Читать книгу Рассказы не о Швейцарии - myFiveFrancs - Страница 3
Катаплексия
ОглавлениеСаша: «Сидит, копчёная. Вроде симпатичная, но отодвинуться хочется. Хотя куда тут отодвинешься, она ж и так на заднем сиденье. Дальше некуда. Всё у неё какое-то ненастоящее. Особенно эти глаза зелёные-зелёные. И улыбка пластмассовая».
Настя: «В машине хорошо. Кондиционер. У водителя кольцо на пальце. Женат, значит. А я, если честно, замуж вообще не хочу. Правда-правда. Подумаешь, платье! Чтобы потом мне так же, как и я? Мужики только увидят коленки не вместе, и всё, ищи их потом в трёх звёздах. Был у меня такой, спасибо. Плакала потом долго. Фу! А сейчас не фу. Сейчас Стёпа. Стёпа хороший. Стёпа депутат. Правда, тоже с кольцом».
Саша: «Эта явно не замужем. Мы таких фальшивых не любим. Так, на пару раз, может, и сойдёт, но не больше. Мы дома простоты хотим. А у этой всё непросто будет. Она не только ему соврёт. Она ещё и себе соврёт. И будут потом лизать этот кисель до бесконечности».

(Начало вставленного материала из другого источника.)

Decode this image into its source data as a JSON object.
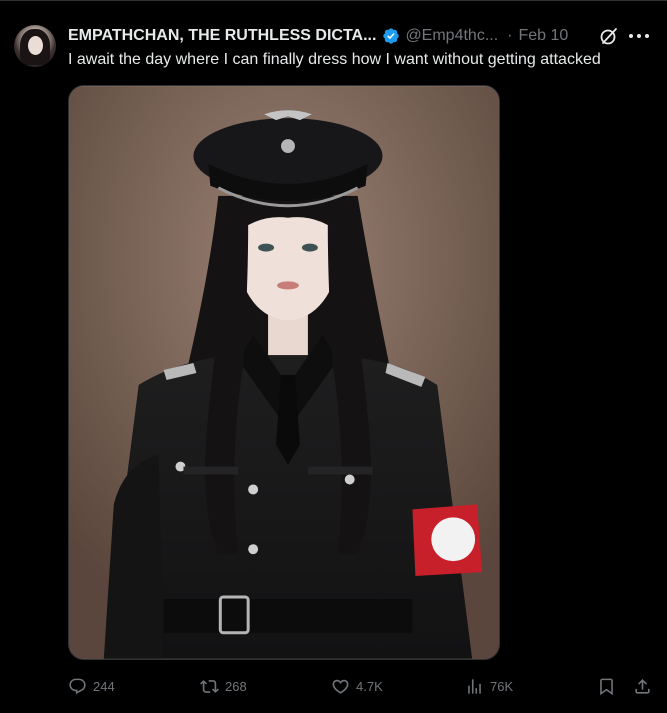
{
  "tweet": {
    "display_name": "EMPATHCHAN, THE RUTHLESS DICTA...",
    "handle": "@Emp4thc...",
    "separator": "·",
    "date": "Feb 10",
    "text": "I await the day where I can finally dress how I want without getting attacked",
    "verified": true,
    "accent_color": "#1d9bf0"
  },
  "media": {
    "icon": "photo"
  },
  "actions": {
    "reply_count": "244",
    "retweet_count": "268",
    "like_count": "4.7K",
    "view_count": "76K"
  },
  "colors": {
    "background": "#000000",
    "text_primary": "#e7e9ea",
    "text_secondary": "#71767b",
    "divider": "#2f3336",
    "verified": "#1d9bf0",
    "armband_red": "#c8202a"
  }
}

Настя: «За окном красиво. А вот жена Стёпы – так себе. Халатик надо новый. Коротенький такой. У жены глаза как у рыбы. И подбородка нет. Рыбно-бесподбородочная. А я на шпагат сажусь. И родинка. Ещё час ехать. А потом четыре лететь. А потом опять на машине. Интересно, когда Стёпа разведётся?»

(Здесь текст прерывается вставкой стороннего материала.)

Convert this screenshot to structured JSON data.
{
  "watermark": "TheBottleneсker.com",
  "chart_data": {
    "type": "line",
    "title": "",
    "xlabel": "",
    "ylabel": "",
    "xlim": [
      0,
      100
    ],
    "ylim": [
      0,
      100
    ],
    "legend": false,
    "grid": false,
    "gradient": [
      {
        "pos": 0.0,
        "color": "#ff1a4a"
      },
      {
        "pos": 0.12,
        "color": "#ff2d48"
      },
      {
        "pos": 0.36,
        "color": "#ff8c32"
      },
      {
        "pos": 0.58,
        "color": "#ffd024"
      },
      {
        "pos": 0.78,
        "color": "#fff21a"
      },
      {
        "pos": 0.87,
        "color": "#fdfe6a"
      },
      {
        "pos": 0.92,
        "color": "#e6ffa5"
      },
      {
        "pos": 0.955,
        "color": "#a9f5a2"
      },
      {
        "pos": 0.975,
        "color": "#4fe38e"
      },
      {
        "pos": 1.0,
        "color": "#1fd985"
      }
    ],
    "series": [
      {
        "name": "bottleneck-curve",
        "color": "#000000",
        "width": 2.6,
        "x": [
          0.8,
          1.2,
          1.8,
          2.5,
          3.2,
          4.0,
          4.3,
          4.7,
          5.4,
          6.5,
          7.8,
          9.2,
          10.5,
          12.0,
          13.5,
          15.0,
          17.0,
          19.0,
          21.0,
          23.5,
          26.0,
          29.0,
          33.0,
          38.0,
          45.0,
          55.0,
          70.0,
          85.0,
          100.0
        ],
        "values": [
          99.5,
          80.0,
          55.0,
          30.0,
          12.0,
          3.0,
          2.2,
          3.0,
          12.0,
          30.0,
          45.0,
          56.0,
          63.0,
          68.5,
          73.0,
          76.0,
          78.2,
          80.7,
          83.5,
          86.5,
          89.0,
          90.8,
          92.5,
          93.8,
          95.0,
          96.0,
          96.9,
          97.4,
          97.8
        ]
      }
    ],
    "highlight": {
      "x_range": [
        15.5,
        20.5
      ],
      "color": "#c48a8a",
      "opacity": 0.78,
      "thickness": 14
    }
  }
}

Саша: «Странно, таких девок обычно из дорогих гостиниц забираю, а эта в „Тюльпане“ жила. Да и начальник ей звонил, только отъехали. Значит, работать надо копчёной. Папик тут явно не очень щедрый».
Настя: «Водитель смотрит странно. Лишь бы молчал. Конечно, смотрит. Он даже не представляет, сколько это всё стоит. Зубы, губы, гладко, загорело. Жена Стёпы точно в пижаме спит. Хлопок. Или что там дышит? Ей пофиг, что не гладко и не загорело. Храпит, наверное. Захомутала и сопит спокойно. А зря… Дядя доктор мне здесь такую грудь сделал… Хорошая тут пластика. Потом надо будет с боков и сзади убрать. А то абонемент в зал купила, а времени нет».
Саша: «Надо для приличия что-то спросить. Но общаться с ней вообще желания нет. Быстрее бы до аэропорта довезти и высадить вместе с её пластмассовым чемоданом. В душ бы. Домой, к жене».
Настя: «Водитель заговорил. Какая ему разница, понравилась ли мне Лозанна? Конечно, не понравилась. Сняла гостиницу прямо напротив этого грёбаного театра. Полжизни мне испортил театр этот. Мама с пяти лет – стань балериной, стань балериной. А в третьем классе привезла сюда. На конкурс балета посмотреть. Как раз в театре этом проходил. Все такие воздушные, а мы в зрительном зале. И мама с горящими глазами. Нравится? Нравится? Хочешь? Хочешь? Ну а как в девять лет „нет“ скажешь? Конечно, нравится! Конечно, хочу! Правда? Правда! И потом через пару лет балетное. И восемь лет боли».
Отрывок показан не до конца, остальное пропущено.